Eurozone Growth Is Slowing, Survey of Purchasing Managers Suggests

PARIS — The eurozone’s economic expansion continued to lose traction in September, a private-sector report said on Tuesday, the latest indication that the stagnation of the second quarter might be taking hold.

A survey of purchasing managers conducted by Markit Economics, a data analysis firm, showed that output in services and manufacturing was barely positive in September. Markit’s composite output index for the 18-nation currency area fell to 52.3, the lowest level this year, from 52.5 in August.

While a number above 50 still signals expansion, Markit said that at that level, the eurozone’s gross domestic product was likely to grow “at best” at a 0.3 percent quarterly rate in the third quarter, equivalent to a 1.2 percent annual rate. The eurozone economy stagnated in the second quarter, as Germany and Italy contracted and France did not grow.
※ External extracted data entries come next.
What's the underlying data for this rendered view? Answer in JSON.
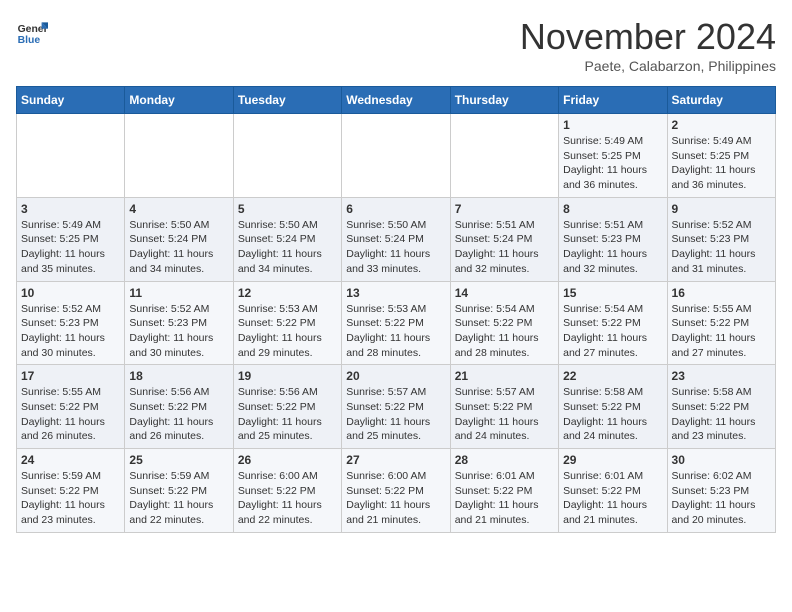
{
  "logo": {
    "general": "General",
    "blue": "Blue"
  },
  "title": "November 2024",
  "subtitle": "Paete, Calabarzon, Philippines",
  "weekdays": [
    "Sunday",
    "Monday",
    "Tuesday",
    "Wednesday",
    "Thursday",
    "Friday",
    "Saturday"
  ],
  "weeks": [
    [
      {
        "day": "",
        "info": ""
      },
      {
        "day": "",
        "info": ""
      },
      {
        "day": "",
        "info": ""
      },
      {
        "day": "",
        "info": ""
      },
      {
        "day": "",
        "info": ""
      },
      {
        "day": "1",
        "info": "Sunrise: 5:49 AM\nSunset: 5:25 PM\nDaylight: 11 hours and 36 minutes."
      },
      {
        "day": "2",
        "info": "Sunrise: 5:49 AM\nSunset: 5:25 PM\nDaylight: 11 hours and 36 minutes."
      }
    ],
    [
      {
        "day": "3",
        "info": "Sunrise: 5:49 AM\nSunset: 5:25 PM\nDaylight: 11 hours and 35 minutes."
      },
      {
        "day": "4",
        "info": "Sunrise: 5:50 AM\nSunset: 5:24 PM\nDaylight: 11 hours and 34 minutes."
      },
      {
        "day": "5",
        "info": "Sunrise: 5:50 AM\nSunset: 5:24 PM\nDaylight: 11 hours and 34 minutes."
      },
      {
        "day": "6",
        "info": "Sunrise: 5:50 AM\nSunset: 5:24 PM\nDaylight: 11 hours and 33 minutes."
      },
      {
        "day": "7",
        "info": "Sunrise: 5:51 AM\nSunset: 5:24 PM\nDaylight: 11 hours and 32 minutes."
      },
      {
        "day": "8",
        "info": "Sunrise: 5:51 AM\nSunset: 5:23 PM\nDaylight: 11 hours and 32 minutes."
      },
      {
        "day": "9",
        "info": "Sunrise: 5:52 AM\nSunset: 5:23 PM\nDaylight: 11 hours and 31 minutes."
      }
    ],
    [
      {
        "day": "10",
        "info": "Sunrise: 5:52 AM\nSunset: 5:23 PM\nDaylight: 11 hours and 30 minutes."
      },
      {
        "day": "11",
        "info": "Sunrise: 5:52 AM\nSunset: 5:23 PM\nDaylight: 11 hours and 30 minutes."
      },
      {
        "day": "12",
        "info": "Sunrise: 5:53 AM\nSunset: 5:22 PM\nDaylight: 11 hours and 29 minutes."
      },
      {
        "day": "13",
        "info": "Sunrise: 5:53 AM\nSunset: 5:22 PM\nDaylight: 11 hours and 28 minutes."
      },
      {
        "day": "14",
        "info": "Sunrise: 5:54 AM\nSunset: 5:22 PM\nDaylight: 11 hours and 28 minutes."
      },
      {
        "day": "15",
        "info": "Sunrise: 5:54 AM\nSunset: 5:22 PM\nDaylight: 11 hours and 27 minutes."
      },
      {
        "day": "16",
        "info": "Sunrise: 5:55 AM\nSunset: 5:22 PM\nDaylight: 11 hours and 27 minutes."
      }
    ],
    [
      {
        "day": "17",
        "info": "Sunrise: 5:55 AM\nSunset: 5:22 PM\nDaylight: 11 hours and 26 minutes."
      },
      {
        "day": "18",
        "info": "Sunrise: 5:56 AM\nSunset: 5:22 PM\nDaylight: 11 hours and 26 minutes."
      },
      {
        "day": "19",
        "info": "Sunrise: 5:56 AM\nSunset: 5:22 PM\nDaylight: 11 hours and 25 minutes."
      },
      {
        "day": "20",
        "info": "Sunrise: 5:57 AM\nSunset: 5:22 PM\nDaylight: 11 hours and 25 minutes."
      },
      {
        "day": "21",
        "info": "Sunrise: 5:57 AM\nSunset: 5:22 PM\nDaylight: 11 hours and 24 minutes."
      },
      {
        "day": "22",
        "info": "Sunrise: 5:58 AM\nSunset: 5:22 PM\nDaylight: 11 hours and 24 minutes."
      },
      {
        "day": "23",
        "info": "Sunrise: 5:58 AM\nSunset: 5:22 PM\nDaylight: 11 hours and 23 minutes."
      }
    ],
    [
      {
        "day": "24",
        "info": "Sunrise: 5:59 AM\nSunset: 5:22 PM\nDaylight: 11 hours and 23 minutes."
      },
      {
        "day": "25",
        "info": "Sunrise: 5:59 AM\nSunset: 5:22 PM\nDaylight: 11 hours and 22 minutes."
      },
      {
        "day": "26",
        "info": "Sunrise: 6:00 AM\nSunset: 5:22 PM\nDaylight: 11 hours and 22 minutes."
      },
      {
        "day": "27",
        "info": "Sunrise: 6:00 AM\nSunset: 5:22 PM\nDaylight: 11 hours and 21 minutes."
      },
      {
        "day": "28",
        "info": "Sunrise: 6:01 AM\nSunset: 5:22 PM\nDaylight: 11 hours and 21 minutes."
      },
      {
        "day": "29",
        "info": "Sunrise: 6:01 AM\nSunset: 5:22 PM\nDaylight: 11 hours and 21 minutes."
      },
      {
        "day": "30",
        "info": "Sunrise: 6:02 AM\nSunset: 5:23 PM\nDaylight: 11 hours and 20 minutes."
      }
    ]
  ]
}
By contrast, the United States economy grew an annualized 4.2 percent in the second quarter after a poor start to 2014, and is expected to grow more than 2 percent in the third quarter.

The eurozone’s inability to attain escape velocity has become a matter of increasing concern for policy makers at a time when some 18 million people across the bloc are unable to find work and households are reluctant to spend.

Mario Draghi, the president of the European Central Bank, warned on Monday that the recovery “is losing momentum,” and chastised governments for not taking advantage of the grace provided by low borrowing costs to carry out structural reforms.

Alarmed at the potential for Europe to pull down its global trading partners at a time of uncertainty about geopolitical risks in Russia and Ukraine, and worried that the eurozone’s low inflation might tip into deflation, the Organization for Economic Cooperation and Development last week urged the European Central Bank to undertake large-scale bond-buying to provide more monetary stimulus.

Speaking on Monday at the European Parliament, Mr. Draghi said the central bank was “ready to use additional unconventional instruments within our mandate,” an indication that quantitative easing remains an option.

The Markit survey of purchasing managers gives economists and policy makers a nearly real-time view of trends. A 2011 study by the European Central Bank described it as providing “a ‘low-tech,’ fairly accurate way of projecting G.D.P. for both the euro area and national economies.”

Chris Williamson, chief economist at Markit, said the latest surveys indicated the fourth quarter might also be weaker than previously anticipated, as manufacturing companies’ new orders are decreasing for the first time in more than a year, “and business expectations about the year ahead turned down in the services sector, led down by a slump in confidence in Germany.”